2026年1月18日、日本のNPO法人若者メンタルサポート協会は、若者向け相談データを活用した若者特化型AI(※)の社会実装を進めていると発表した。毎月約2万通に及ぶLINE相談の知見を基に、国内の若者支援の現場で段階導入を開始する。
若者相談データを基盤に、LINE相談へAIを実導入
10代や大学生を中心とする若者の悩みは、SNSの普及や人間関係の複雑化、将来不安を背景に、量・質ともに深刻化している。
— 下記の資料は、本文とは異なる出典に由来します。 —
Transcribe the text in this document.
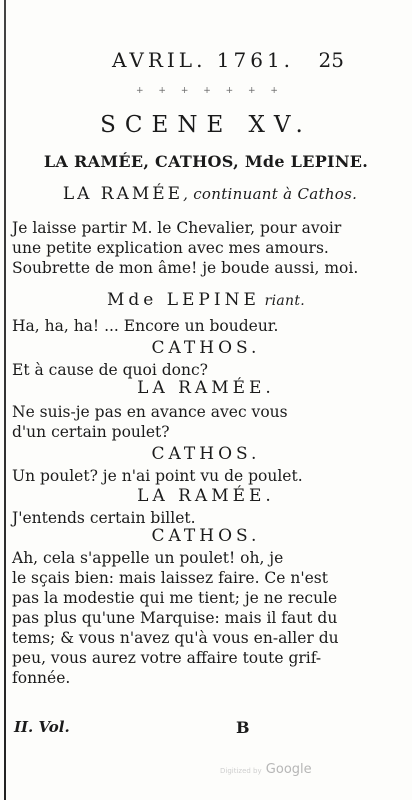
AVRIL. 1761.	25
+ + + + + + +
SCENE XV.
LA RAMÉE, CATHOS, Mde LEPINE.
LA RAMÉE, continuant à Cathos.
Je laisse partir M. le Chevalier, pour avoir
une petite explication avec mes amours.
Soubrette de mon âme! je boude aussi, moi.
Mde LEPINE riant.
Ha, ha, ha! ... Encore un boudeur.
CATHOS.
Et à cause de quoi donc?
LA RAMÉE.
Ne suis-je pas en avance avec vous
d'un certain poulet?
CATHOS.
Un poulet? je n'ai point vu de poulet.
LA RAMÉE.
J'entends certain billet.
CATHOS.
Ah, cela s'appelle un poulet! oh, je
le sçais bien: mais laissez faire. Ce n'est
pas la modestie qui me tient; je ne recule
pas plus qu'une Marquise: mais il faut du
tems; & vous n'avez qu'à vous en-aller du
peu, vous aurez votre affaire toute grif-
fonnée.
II. Vol.	B
Digitized by Google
若者メンタルサポート協会が運営するLINE相談窓口には、2015年以降の約10年間で延べ4万人以上が相談を寄せ、現在も毎月約2万通の相談が継続的に集まっている。
同協会は、これらの相談を個人の問題として消費するのではなく、社会課題として共有すべきだと判断した。その具体策として、相談データや現場知見を活用した若者特化型AIの開発を、スタートアップの株式会社Z-BULLと連携して進めている。
Z-BULLは、若メンの相談員でもあるZ世代の若者が中心となって設立された企業で、若メンは理念や安全性、活用方針を監修する立場を担う。2026年1月23日からは、若メンのLINE相談窓口で段階的な実導入が始まり、相談対応の補完や待機時間の軽減を図る。
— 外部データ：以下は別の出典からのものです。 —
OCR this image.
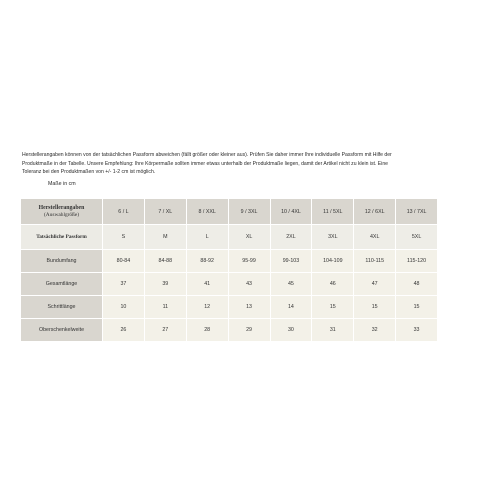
Herstellerangaben können von der tatsächlichen Passform abweichen (fällt größer oder kleiner aus). Prüfen Sie daher immer Ihre individuelle Passform mit Hilfe der Produktmaße in der Tabelle. Unsere Empfehlung: Ihre Körpermaße sollten immer etwas unterhalb der Produktmaße liegen, damit der Artikel nicht zu klein ist. Eine Toleranz bei den Produktmaßen von +/- 1-2 cm ist möglich.
Maße in cm
Herstellerangaben
(Auswahlgröße)	6 / L	7 / XL	8 / XXL	9 / 3XL	10 / 4XL	11 / 5XL	12 / 6XL	13 / 7XL
Tatsächliche Passform	S	M	L	XL	2XL	3XL	4XL	5XL
Bundumfang	80-84	84-88	88-92	95-99	99-103	104-109	110-115	115-120
Gesamtlänge	37	39	41	43	45	46	47	48
Schrittlänge	10	11	12	13	14	15	15	15
Oberschenkelweite	26	27	28	29	30	31	32	33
AIは若者特有の言語表現や感情の揺れを踏まえた応答を行い、人による支援を前提に現場を支える仕組みとして位置付けられている。
※若者特化型AI:若者の相談データや言語表現、感情傾向を学習し、一般的な対話AIよりも若者心理や文脈理解に重点を置いて設計された人工知能。
若者支援×AIの可能性と課題、持続性への試金石
本取り組みは、支援対応の属人化を抑え、限られた人員でも継続的な相談対応を行える体制づくりにつながる可能性がある。
相談ログを分析することで、進学や就職、支援機関の紹介など、若者の次の行動につなげる支援へと発展する余地も考えられる。
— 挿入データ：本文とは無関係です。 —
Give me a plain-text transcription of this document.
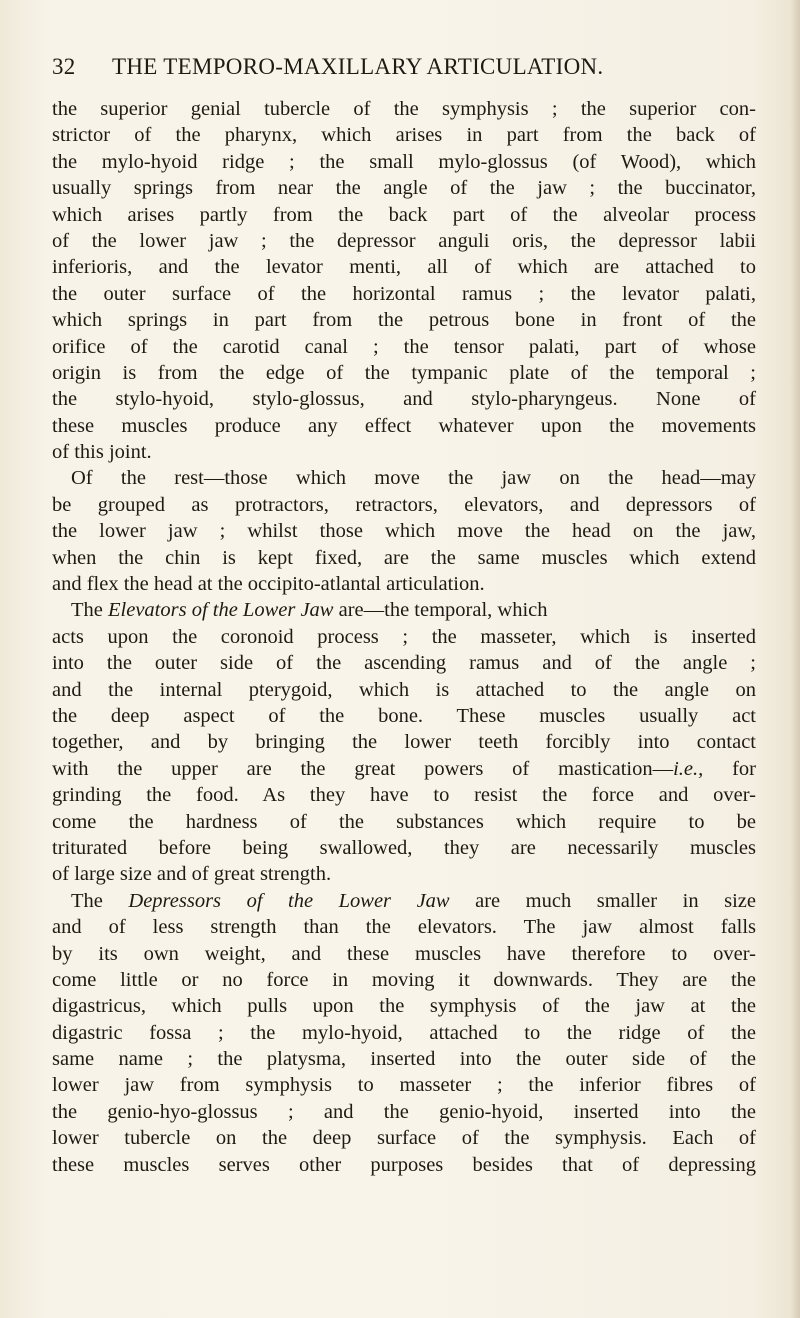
32 THE TEMPORO-MAXILLARY ARTICULATION.
the superior genial tubercle of the symphysis ; the superior con-
strictor of the pharynx, which arises in part from the back of
the mylo-hyoid ridge ; the small mylo-glossus (of Wood), which
usually springs from near the angle of the jaw ; the buccinator,
which arises partly from the back part of the alveolar process
of the lower jaw ; the depressor anguli oris, the depressor labii
inferioris, and the levator menti, all of which are attached to
the outer surface of the horizontal ramus ; the levator palati,
which springs in part from the petrous bone in front of the
orifice of the carotid canal ; the tensor palati, part of whose
origin is from the edge of the tympanic plate of the temporal ;
the stylo-hyoid, stylo-glossus, and stylo-pharyngeus. None of
these muscles produce any effect whatever upon the movements
of this joint.
Of the rest—those which move the jaw on the head—may
be grouped as protractors, retractors, elevators, and depressors of
the lower jaw ; whilst those which move the head on the jaw,
when the chin is kept fixed, are the same muscles which extend
and flex the head at the occipito-atlantal articulation.
The Elevators of the Lower Jaw are—the temporal, which
acts upon the coronoid process ; the masseter, which is inserted
into the outer side of the ascending ramus and of the angle ;
and the internal pterygoid, which is attached to the angle on
the deep aspect of the bone. These muscles usually act
together, and by bringing the lower teeth forcibly into contact
with the upper are the great powers of mastication—i.e., for
grinding the food. As they have to resist the force and over-
come the hardness of the substances which require to be
triturated before being swallowed, they are necessarily muscles
of large size and of great strength.
The Depressors of the Lower Jaw are much smaller in size
and of less strength than the elevators. The jaw almost falls
by its own weight, and these muscles have therefore to over-
come little or no force in moving it downwards. They are the
digastricus, which pulls upon the symphysis of the jaw at the
digastric fossa ; the mylo-hyoid, attached to the ridge of the
same name ; the platysma, inserted into the outer side of the
lower jaw from symphysis to masseter ; the inferior fibres of
the genio-hyo-glossus ; and the genio-hyoid, inserted into the
lower tubercle on the deep surface of the symphysis. Each of
these muscles serves other purposes besides that of depressing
一方で、メンタル領域におけるAI活用には慎重な議論が欠かせない。
誤った助言やAIへの過度な依存を避けるためには、最終判断を人が担う運用設計が重要になると考えられ、ガバナンス体制を継続的に検証していく必要がある。
Z-BULLはプレシードで900万円の資金調達を完了しており、非営利団体の現場知見と営利企業の技術力を組み合わせたモデルとして一定の注目を集めそうだ。
当事者世代であるZ世代が課題解決にテクノロジーを用いる試みは、今後の若者支援の在り方を示唆する一例になる可能性がある。